Funding Included for Service Increases, Increased Support for the Capital Program and Under-Funded Pension and Health Care Liabilities
The plan provides $18 million in funding for service investments proposed last July, $11.5 million in increased service to meet loading and headway guidelines, and $11 million in additional customer enhancements. Service improvements include:
  • Extending the M from Myrtle Avenue to Delancey Street -Essex Street on Weekend
  • Extending Bx24 to Hutchinson Metro Center from Westchester Square
  • Adding Q77 service on Sundays
  • Restoring Q31 on Weekends
  • Restructuring Staten Island express bus service to add a new “super express” service via the Lincoln Tunnel to Midtown
  • Restoring half-hourly LIRR weekend service on the Port Washington Branch and creating half-hourly weekend service to Ronkonkoma during high volume weekend travel periods, which began in September
  • Expanding LIRR service to Greenport through Thanksgiving weekend
The plan increases the annual “pay-as-you-go” funding for the MTA Capital Program by an additional $40 million a year on top of the $80 million increase included in the July Plan, for a total of $370 million a year beginning in 2015. This will serve as a “down payment” for the 2015-2019 Capital Program, potentially providing as much as $6.5 billion of funding.
Prudent additional investments are being made to pay down unfunded pension and health and welfare liabilities.  The plan captures the $80 million investment that was made this year to reduce the LIRR’s unfunded pension liability, and makes additional investments beginning this year to further reduce the MTA’s unfunded pension liabilities. Because every dollar invested in the unfunded pension obligation results in a 7% return every year, these investments will result in annual recurring savings that grow to over $22 million by the end of the four year plan period, with increased savings thereafter. 
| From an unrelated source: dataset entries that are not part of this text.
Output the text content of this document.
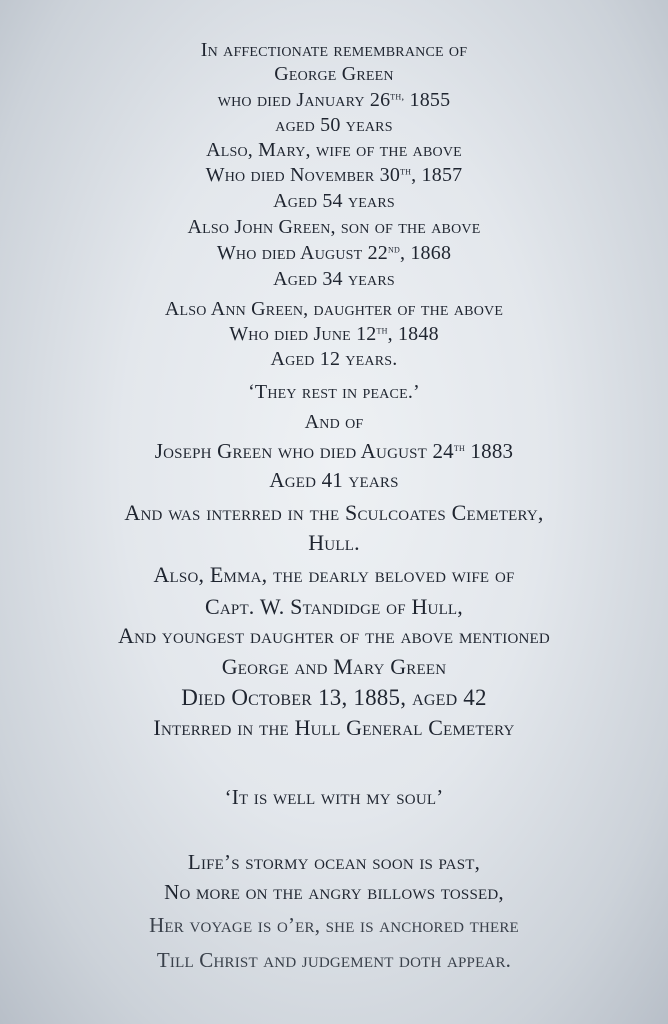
In affectionate remembrance of
George Green
who died January $26^{th,}$ 1855
aged 50 years
Also, Mary, wife of the above
Who died November 30th, 1857
Aged 54 years
Also John Green, son of the above
Who died August 22nd, 1868
Aged 34 years
Also Ann Green, daughter of the above
Who died June 12th, 1848
Aged 12 years.
‘They rest in peace.’
And of
Joseph Green who died August 24th 1883
Aged 41 years
And was interred in the Sculcoates Cemetery,
Hull.
Also, Emma, the dearly beloved wife of
Capt. W. Standidge of Hull,
And youngest daughter of the above mentioned
George and Mary Green
Died October 13, 1885, aged 42
Interred in the Hull General Cemetery
‘It is well with my soul’
Life’s stormy ocean soon is past,
No more on the angry billows tossed,
Her voyage is o’er, she is anchored there
Till Christ and judgement doth appear.
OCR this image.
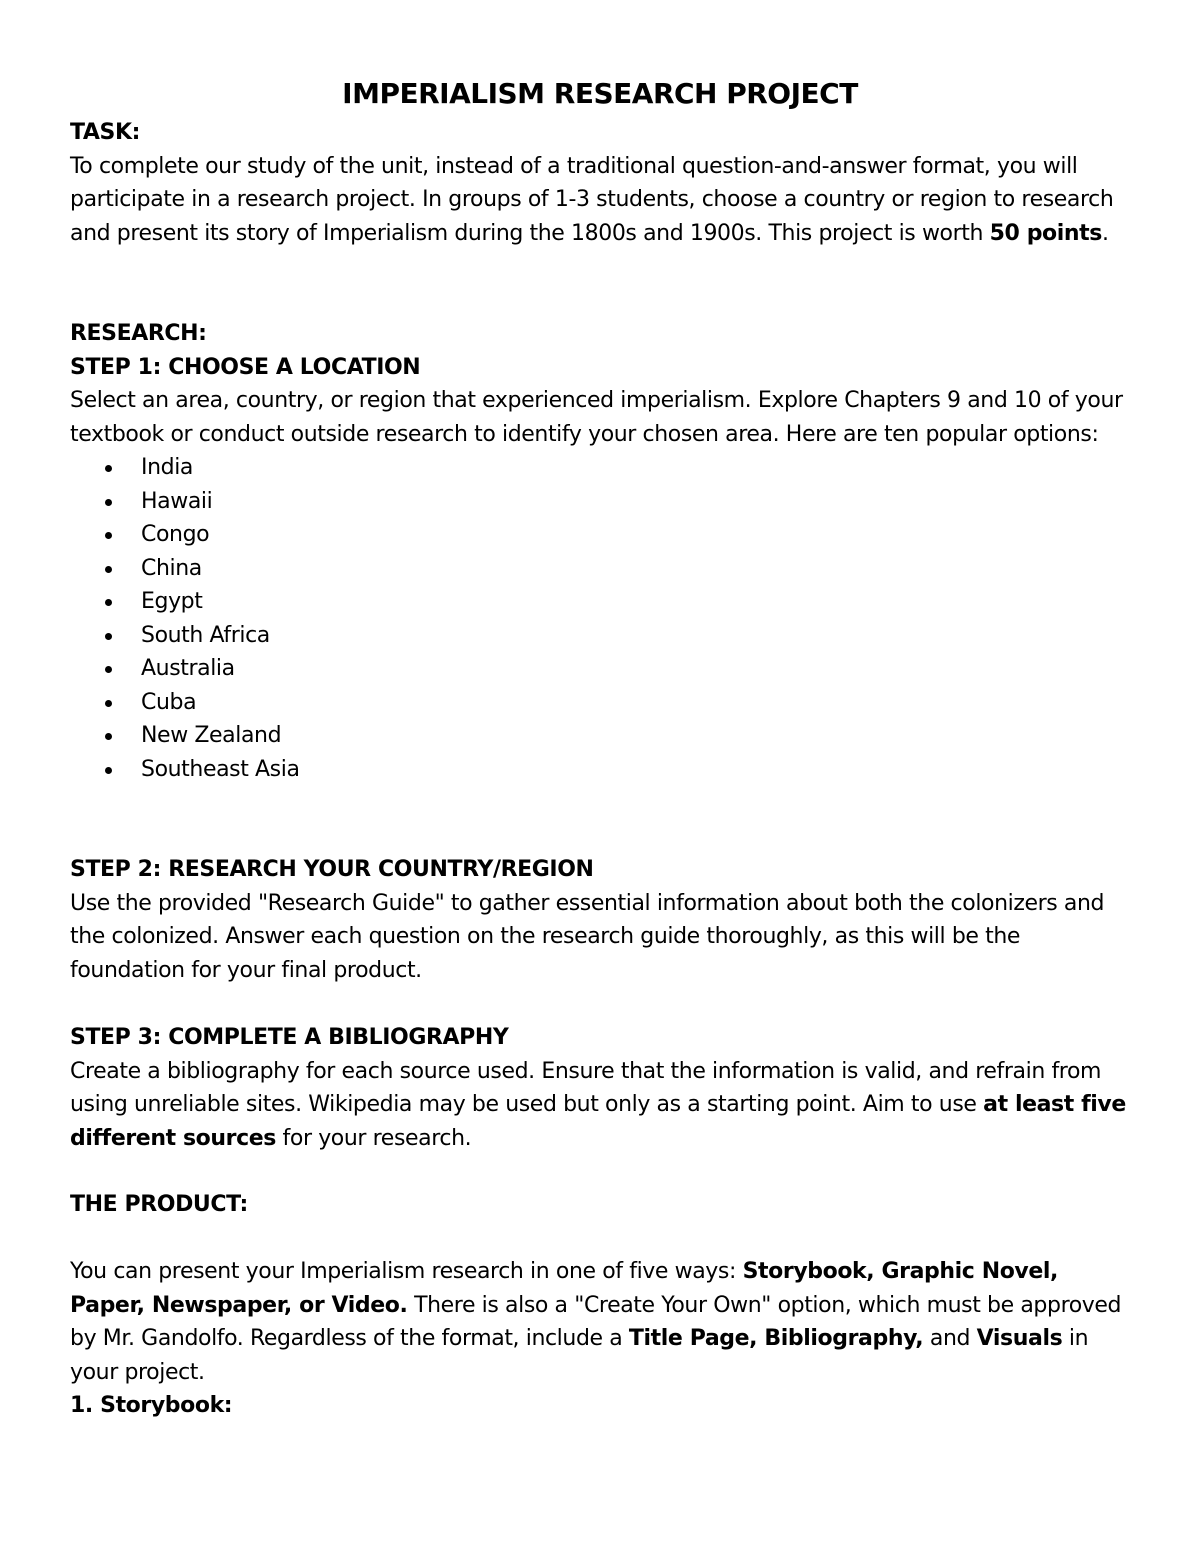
IMPERIALISM RESEARCH PROJECT

TASK:

To complete our study of the unit, instead of a traditional question-and-answer format, you will participate in a research project. In groups of 1-3 students, choose a country or region to research and present its story of Imperialism during the 1800s and 1900s. This project is worth 50 points.

RESEARCH:

STEP 1: CHOOSE A LOCATION

Select an area, country, or region that experienced imperialism. Explore Chapters 9 and 10 of your textbook or conduct outside research to identify your chosen area. Here are ten popular options:

India
Hawaii
Congo
China
Egypt
South Africa
Australia
Cuba
New Zealand
Southeast Asia

STEP 2: RESEARCH YOUR COUNTRY/REGION

Use the provided "Research Guide" to gather essential information about both the colonizers and the colonized. Answer each question on the research guide thoroughly, as this will be the foundation for your final product.

STEP 3: COMPLETE A BIBLIOGRAPHY

Create a bibliography for each source used. Ensure that the information is valid, and refrain from using unreliable sites. Wikipedia may be used but only as a starting point. Aim to use at least five different sources for your research.

THE PRODUCT:

You can present your Imperialism research in one of five ways: Storybook, Graphic Novel, Paper, Newspaper, or Video. There is also a "Create Your Own" option, which must be approved by Mr. Gandolfo. Regardless of the format, include a Title Page, Bibliography, and Visuals in your project.

1. Storybook:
The plan also increases the contributions to fund “Other Post-Employment Benefits” (OPEB), primarily healthcare costs for current and future retirees. The MTA has an unfunded liability of $17.8 billion, and the New York State Comptroller has strongly encouraged governments and authorities to recognize these expenses and to set aside funds in trust to meet this obligation. Based upon the projected contributions during the Plan Period, the amount held in the MTA’s OPEB Trust and OPEB Reserve accounts is expected to exceed $1.1 billion by 2017.
Risks Remain
The finances of the MTA are highly dependent on the health of the regional economy; despite an improved outlook, economic significant risks remain. The plan also assumes that labor agreements that are currently open will be settled with three years of net-zero wage growth. The failure to achieve this desired settlement would increase costs by approximately $300 million per year going forward. To achieve net zero, wage increases may be granted if they are offset by savings from work rules or other non-wage concessions. The State’s largest unions last year agreed to contracts that include three years of zero wage increases as well as contributions towards health care benefits. 
The plan also assumes that State budget actions will reflect full remittance to the MTA of all funds collected on its behalf. While the State has been successful in the face of challenges to the Payroll Mobility Tax, which benefits the MTA, any modifications to this tax could adversely affect this vital MTA revenue stream.
Using information presented today, the MTA Board will vote in December on whether to adopt the Final 2014 Budget and Four-Year Financial Plan.